Kemampuan menggunakan dua bahasa atau yang disebut blingual dapat
mendorong pemakain bahasa yang berbeda secara bersamaan. Suatu keadaan
berbahasa seperti ini, bilamana orang mencampur bahasa dua atau lebih tanpak
ada sesuatu dalam situasi berbahasa itu yang menuntut pencampuran bahasa itu.
Dalam hal demikian, hanya kesantain penutur dan/atau kebiasaanya yang dituruti.

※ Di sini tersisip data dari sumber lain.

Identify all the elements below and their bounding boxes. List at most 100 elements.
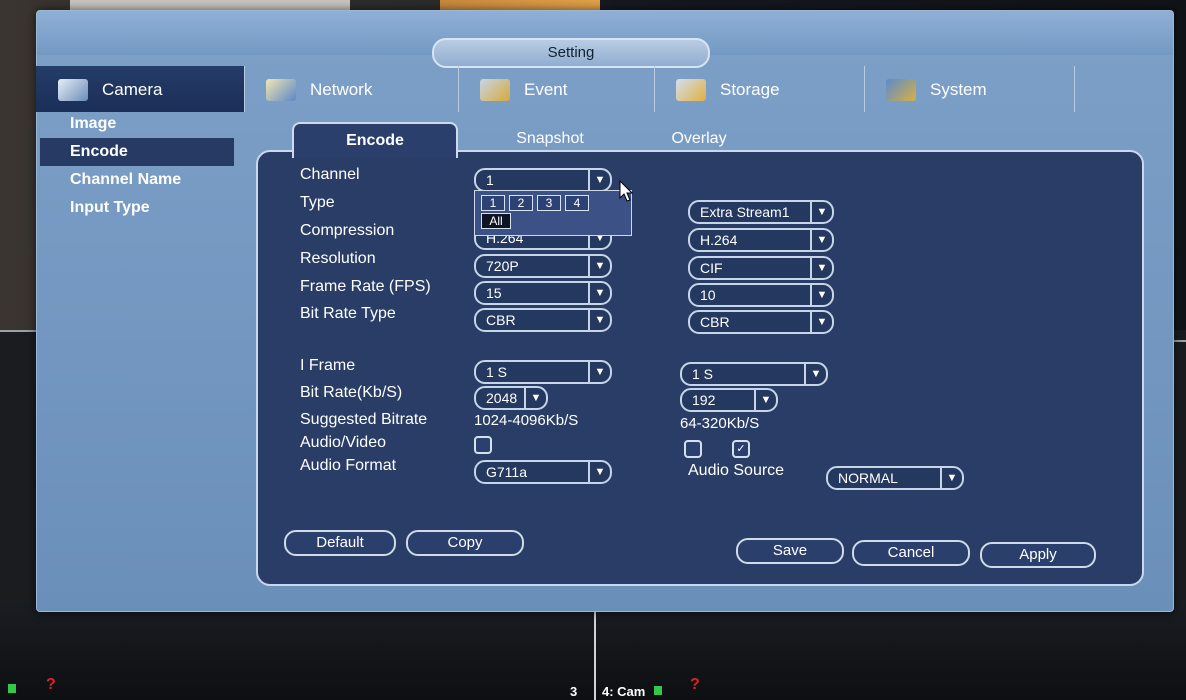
audio-source-select-value: NORMAL bbox=[838, 470, 898, 486]
nav-item-system[interactable]: System bbox=[864, 66, 1075, 112]
channel-select-value: 1 bbox=[486, 172, 494, 188]
audio-video-label: Audio/Video bbox=[300, 434, 386, 451]
network-icon bbox=[266, 78, 296, 101]
audio-format-select[interactable]: G711a ▼ bbox=[474, 460, 612, 484]
nav-item-event[interactable]: Event bbox=[458, 66, 655, 112]
audio-source-select[interactable]: NORMAL ▼ bbox=[826, 466, 964, 490]
nav-item-storage[interactable]: Storage bbox=[654, 66, 865, 112]
bit-rate-select-extra-value: 192 bbox=[692, 392, 716, 408]
compression-select-extra-value: H.264 bbox=[700, 232, 738, 248]
channel-option-1[interactable]: 1 bbox=[481, 195, 505, 211]
channel-option-2[interactable]: 2 bbox=[509, 195, 533, 211]
bit-rate-label: Bit Rate(Kb/S) bbox=[300, 384, 403, 401]
default-button[interactable]: Default bbox=[284, 530, 396, 556]
chevron-down-icon: ▼ bbox=[810, 230, 832, 250]
compression-label: Compression bbox=[300, 222, 395, 239]
chevron-down-icon: ▼ bbox=[524, 388, 546, 408]
sidebar-item-image[interactable]: Image bbox=[40, 110, 234, 138]
bit-rate-type-select-main-value: CBR bbox=[486, 312, 516, 328]
resolution-select-main-value: 720P bbox=[486, 258, 519, 274]
screen-divider-left bbox=[0, 330, 40, 332]
recording-icon bbox=[654, 686, 662, 695]
status-alert-icon: ? bbox=[46, 676, 56, 693]
suggested-bitrate-label: Suggested Bitrate bbox=[300, 411, 428, 428]
resolution-label: Resolution bbox=[300, 250, 376, 267]
system-icon bbox=[886, 78, 916, 101]
suggested-bitrate-extra: 64-320Kb/S bbox=[680, 415, 760, 432]
save-button[interactable]: Save bbox=[736, 538, 844, 564]
frame-rate-label: Frame Rate (FPS) bbox=[300, 278, 431, 295]
bit-rate-type-label: Bit Rate Type bbox=[300, 305, 396, 322]
resolution-select-extra-value: CIF bbox=[700, 260, 723, 276]
type-select-extra[interactable]: Extra Stream1 ▼ bbox=[688, 200, 834, 224]
chevron-down-icon: ▼ bbox=[588, 462, 610, 482]
chevron-down-icon: ▼ bbox=[810, 285, 832, 305]
sidebar-item-channel-name[interactable]: Channel Name bbox=[40, 166, 234, 194]
sidebar-item-input-type[interactable]: Input Type bbox=[40, 194, 234, 222]
nav-item-network[interactable]: Network bbox=[244, 66, 459, 112]
resolution-select-extra[interactable]: CIF ▼ bbox=[688, 256, 834, 280]
camera-label: 4: Cam bbox=[602, 684, 646, 699]
audio-format-select-value: G711a bbox=[486, 464, 527, 480]
bit-rate-select-extra[interactable]: 192 ▼ bbox=[680, 388, 778, 412]
channel-option-4[interactable]: 4 bbox=[565, 195, 589, 211]
resolution-select-main[interactable]: 720P ▼ bbox=[474, 254, 612, 278]
screen-divider-vertical bbox=[594, 600, 596, 700]
nav-item-camera[interactable]: Camera bbox=[36, 66, 245, 112]
audio-video-checkbox-extra[interactable] bbox=[684, 440, 702, 458]
channel-option-all[interactable]: All bbox=[481, 213, 511, 229]
frame-rate-select-extra-value: 10 bbox=[700, 287, 716, 303]
frame-rate-select-main[interactable]: 15 ▼ bbox=[474, 281, 612, 305]
frame-rate-select-extra[interactable]: 10 ▼ bbox=[688, 283, 834, 307]
suggested-bitrate-main: 1024-4096Kb/S bbox=[474, 412, 579, 429]
chevron-down-icon: ▼ bbox=[588, 362, 610, 382]
chevron-down-icon: ▼ bbox=[940, 468, 962, 488]
check-icon: ✓ bbox=[736, 443, 746, 455]
tab-encode[interactable]: Encode bbox=[292, 122, 458, 158]
i-frame-select-extra[interactable]: 1 S ▼ bbox=[680, 362, 828, 386]
chevron-down-icon: ▼ bbox=[588, 283, 610, 303]
channel-select[interactable]: 1 ▼ bbox=[474, 168, 612, 192]
channel-number: 3 bbox=[570, 684, 578, 699]
bit-rate-type-select-extra-value: CBR bbox=[700, 314, 730, 330]
bit-rate-type-select-main[interactable]: CBR ▼ bbox=[474, 308, 612, 332]
i-frame-select-main[interactable]: 1 S ▼ bbox=[474, 360, 612, 384]
status-alert-icon-2: ? bbox=[690, 676, 700, 693]
tab-snapshot[interactable]: Snapshot bbox=[490, 122, 610, 156]
cancel-button[interactable]: Cancel bbox=[852, 540, 970, 566]
window-title: Setting bbox=[432, 38, 710, 68]
chevron-down-icon: ▼ bbox=[804, 364, 826, 384]
sidebar: Image Encode Channel Name Input Type bbox=[40, 110, 234, 222]
chevron-down-icon: ▼ bbox=[754, 390, 776, 410]
bit-rate-select-main[interactable]: 2048 ▼ bbox=[474, 386, 548, 410]
frame-rate-select-main-value: 15 bbox=[486, 285, 502, 301]
nav-item-camera-label: Camera bbox=[102, 79, 163, 99]
audio-source-label: Audio Source bbox=[688, 462, 785, 479]
bit-rate-type-select-extra[interactable]: CBR ▼ bbox=[688, 310, 834, 334]
copy-button[interactable]: Copy bbox=[406, 530, 524, 556]
apply-button[interactable]: Apply bbox=[980, 542, 1096, 568]
channel-dropdown-popup: 1 2 3 4 All bbox=[474, 190, 632, 236]
audio-format-label: Audio Format bbox=[300, 457, 397, 474]
nav-item-storage-label: Storage bbox=[720, 79, 780, 99]
chevron-down-icon: ▼ bbox=[588, 256, 610, 276]
camera-icon bbox=[58, 78, 88, 101]
mouse-cursor-icon bbox=[619, 180, 633, 202]
chevron-down-icon: ▼ bbox=[588, 170, 610, 190]
background-scene-bottom bbox=[0, 600, 1186, 700]
audio-video-checkbox-main[interactable] bbox=[474, 436, 492, 454]
bit-rate-select-main-value: 2048 bbox=[486, 390, 518, 406]
channel-option-3[interactable]: 3 bbox=[537, 195, 561, 211]
i-frame-select-main-value: 1 S bbox=[486, 364, 508, 380]
nav-item-system-label: System bbox=[930, 79, 987, 99]
channel-label: Channel bbox=[300, 166, 360, 183]
nav-item-event-label: Event bbox=[524, 79, 568, 99]
compression-select-extra[interactable]: H.264 ▼ bbox=[688, 228, 834, 252]
event-icon bbox=[480, 78, 510, 101]
tab-overlay[interactable]: Overlay bbox=[644, 122, 754, 156]
chevron-down-icon: ▼ bbox=[810, 202, 832, 222]
audio-video-checkbox-extra-checked[interactable]: ✓ bbox=[732, 440, 750, 458]
status-indicator-green bbox=[8, 684, 16, 693]
sidebar-item-encode[interactable]: Encode bbox=[40, 138, 234, 166]
i-frame-select-extra-value: 1 S bbox=[692, 366, 714, 382]
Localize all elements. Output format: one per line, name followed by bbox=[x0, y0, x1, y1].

Tindakan bahasa yang demikian kita sebut campur kode (Nabban,1991:32).
Rumusan Masalah
1.
Jelaskan Konsep Campur Kode
2.
Wujud Campur Kode
3.
Menyebutkan Tipe Campur Kode
4.
Faktor Penyebab Campur Kode
Tujuan Penelitian
1.
Untuk dapat mengetahui konsep campur kode, wujud,
tipe, serta faktor penyebab campur kode
BAB II
PEMBAHASAN
A. Konsep Campur Kode
Campur kode
merupakan situasi pengguanaan suatu bahasa ke dalam bahasa lain. Hal ini juga
dapat dikatakan sebagai pencampuran bahasa. Campur kode dapat juga dinyatakan
pemakaian dua bahasa atau lebih atau dua varian bahasa dalam suatu situasi
tertentu. Berdasarkan KBBI (2005:190) “Campur kode merupakan penggunaan satuan
bahasa dari satu bahasa ke bahasa lain untuk memperluas gaya bahasa atau ragam
bahasa, pemakaian kata, klausa, idiom, dan sapaan.” Berdasarkan konsep tersebut
dapat dinyatakan bahwa campur kode merupakan peristiwa pencampuran bahasa pada
situasi atau konteks tertentu. Pencampuran bahasa tersebut bertujuan memberikan
pemahaman yang lebih jelas terhadap konteks atau maksud yang ingin disampaiakn
dalam pembicaraan. Dengan demikian, dapat dinyatakan bahwa campur kode
menitikberatkan pada penggunaan atau pemakaian satuan bahasa ke dalam bahasa
lain berdasarkan situasi tertentu dan bertujuan memperluas gaya atau
memperindah situasi tutur.
Menurut Nababan (1986:32) “Campur
bahasa merupakan mencampur dua atau lebih bahasa atau ragam bahasa dalam suatu
tindakan bahasa (speech act atau discourse) tanpa ada sesuatu dalam situasi berbahasa itu yang
menuntut pencampuran bahasa itu. Dalam keadaan yang demikian, hanya kesantaian
penutur dan atau kebiasaannya yang dituruti.” Berdasarkan peryataan tersebut
dapat dinyatakan bahwa pencampuran bahasa tidak dipengaruhi oleh situasi
berbahasa. Hal ini tidak sejalan dengan konsep campur kode yang ada dalam KBBI
yang telah dikemukakan. Berdasarkan konsep Nababan mengenai campur kode,
situasi tutur tidak berperan penting dalam mempengaruhi campur tutur. Justru
kesantaian dan kebiasaanlah yang menentukan atau mempengaruhi seseorang dalam
melakukan campur kode. Auzar dan Hermandra (2006:49) memperjelas bahwa campur
kode adalah kegiatan mencampur dua bahasa atau lebih dalam suatu tindakan
berbahasa.
Nababan
(1986:32), ciri yang menonjol dalam peristiwa campur kode adalah kesantaian
atau situasi informal. Jadi, campur kode umumnya terjadi saat berbicara
santai, sedangkan pada situasi formal hal ini jarang sekali
terjadi. Apabila dalam situasi formal terjadi campur kode, hal ini
disebabkan tidak adanya istilah yang merajuk pada konsep yang dimaksud.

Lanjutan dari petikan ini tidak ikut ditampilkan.